CEO Ola Källenius weighs in on electrification, the challenge from Chinese brands, and autonomous driving.
The recent reveal of the Mercedes-Benz Concept CLA, a new model with eyebrow-raising efficiency stats that is clearly intended to take on the Tesla Model 3, marked the start of the next chapter in the firm’s ambitious electrification plans.
It’s the latest step in the German maker’s evolution from the company that invented the combustion engine to a zero-emission manufacturer. We caught up with Mercedes-Benz Cars boss Ola Källenius recently to hear his view on the brand’s heritage, Chinese rivals, electrification and autonomous driving.
How committed is Mercedes to electrification?
“The destination we’re travelling towards is zero-emission mobility, and we have absolute strategic clarity at Mercedes where we’re going with our decarbonisation strategy, Ambition 2039. Ten years before the [2050 objectives of the] Paris climate agreement, we want to decarbonise the whole value chain – suppliers, operations, the product and the product in use. We are investing double-digit billions of euros into new generations of EVs and new technology.

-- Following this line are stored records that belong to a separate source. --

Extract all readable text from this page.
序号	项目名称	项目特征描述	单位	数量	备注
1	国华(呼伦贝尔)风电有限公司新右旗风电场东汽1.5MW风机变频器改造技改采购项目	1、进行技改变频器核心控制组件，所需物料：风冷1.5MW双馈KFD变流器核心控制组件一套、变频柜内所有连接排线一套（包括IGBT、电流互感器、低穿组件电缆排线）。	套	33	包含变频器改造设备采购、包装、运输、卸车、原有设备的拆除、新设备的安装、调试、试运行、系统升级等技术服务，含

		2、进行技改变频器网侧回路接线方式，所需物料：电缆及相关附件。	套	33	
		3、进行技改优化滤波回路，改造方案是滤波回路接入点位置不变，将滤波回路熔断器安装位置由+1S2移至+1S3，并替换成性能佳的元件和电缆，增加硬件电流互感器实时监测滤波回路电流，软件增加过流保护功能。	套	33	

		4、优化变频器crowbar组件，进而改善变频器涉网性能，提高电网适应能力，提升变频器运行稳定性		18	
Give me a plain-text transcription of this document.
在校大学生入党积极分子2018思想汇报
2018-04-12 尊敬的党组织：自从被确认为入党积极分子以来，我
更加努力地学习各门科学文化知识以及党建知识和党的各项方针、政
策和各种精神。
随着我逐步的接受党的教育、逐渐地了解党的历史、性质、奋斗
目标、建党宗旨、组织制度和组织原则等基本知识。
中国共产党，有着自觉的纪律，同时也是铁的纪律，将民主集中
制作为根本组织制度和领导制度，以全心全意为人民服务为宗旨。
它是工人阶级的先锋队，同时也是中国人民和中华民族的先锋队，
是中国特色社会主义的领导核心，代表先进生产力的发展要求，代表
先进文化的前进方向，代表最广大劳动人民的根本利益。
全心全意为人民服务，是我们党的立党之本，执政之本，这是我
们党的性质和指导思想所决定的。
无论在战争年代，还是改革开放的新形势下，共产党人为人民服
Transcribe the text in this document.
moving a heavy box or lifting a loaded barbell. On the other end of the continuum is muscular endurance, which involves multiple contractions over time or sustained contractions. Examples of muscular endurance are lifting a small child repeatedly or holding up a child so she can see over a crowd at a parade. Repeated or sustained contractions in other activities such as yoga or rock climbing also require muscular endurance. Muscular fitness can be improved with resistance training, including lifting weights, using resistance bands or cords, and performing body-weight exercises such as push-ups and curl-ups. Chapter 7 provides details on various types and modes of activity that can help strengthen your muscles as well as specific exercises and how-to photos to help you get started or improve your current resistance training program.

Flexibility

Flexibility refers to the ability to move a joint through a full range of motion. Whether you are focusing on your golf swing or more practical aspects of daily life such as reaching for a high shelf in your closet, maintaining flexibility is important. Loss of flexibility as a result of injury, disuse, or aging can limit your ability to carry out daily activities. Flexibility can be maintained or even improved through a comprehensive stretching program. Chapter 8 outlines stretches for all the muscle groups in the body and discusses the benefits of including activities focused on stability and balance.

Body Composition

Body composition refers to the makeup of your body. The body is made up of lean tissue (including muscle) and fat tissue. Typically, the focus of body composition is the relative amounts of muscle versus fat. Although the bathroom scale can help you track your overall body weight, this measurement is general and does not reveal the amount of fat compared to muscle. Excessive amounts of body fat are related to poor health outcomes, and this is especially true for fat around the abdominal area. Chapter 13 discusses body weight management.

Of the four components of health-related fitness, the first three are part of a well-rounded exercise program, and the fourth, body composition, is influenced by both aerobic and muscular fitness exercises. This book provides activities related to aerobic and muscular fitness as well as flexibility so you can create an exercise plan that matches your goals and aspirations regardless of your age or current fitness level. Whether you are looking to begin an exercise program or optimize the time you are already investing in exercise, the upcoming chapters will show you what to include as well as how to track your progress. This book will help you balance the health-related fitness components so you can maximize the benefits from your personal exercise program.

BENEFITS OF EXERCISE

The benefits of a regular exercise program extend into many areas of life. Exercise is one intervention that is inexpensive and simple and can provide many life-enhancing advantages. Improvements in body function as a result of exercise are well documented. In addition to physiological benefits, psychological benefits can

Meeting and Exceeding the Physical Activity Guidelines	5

“That journey is a marathon, and not a sprint. It feels like running sprints [one after another] but the distance is a marathon. You cannot always expect a linear development in every market at every point in time. So into the next decade, we need tactical flexibility with regard to electrified high-tech ICE vehicles that we also offer. We’re in the very good position that our assembly plants are flexible between the two. But make no mistake: strategic clarity, technical flexibility.”
Are you worried about new Chinese EV rivals?
“In a transformation as big as this one, which is a technological and industrial transformation of Herculean size, it’s natural that new entrants will enter the market. That’s to be expected wherever they come from: the West, the East, Europe. Over the last decades, we have seen lots of arrivals into the European and US markets – the Japanese in the 1980s and ’90s, then the Koreans – so it’s natural that the Chinese want to go abroad.”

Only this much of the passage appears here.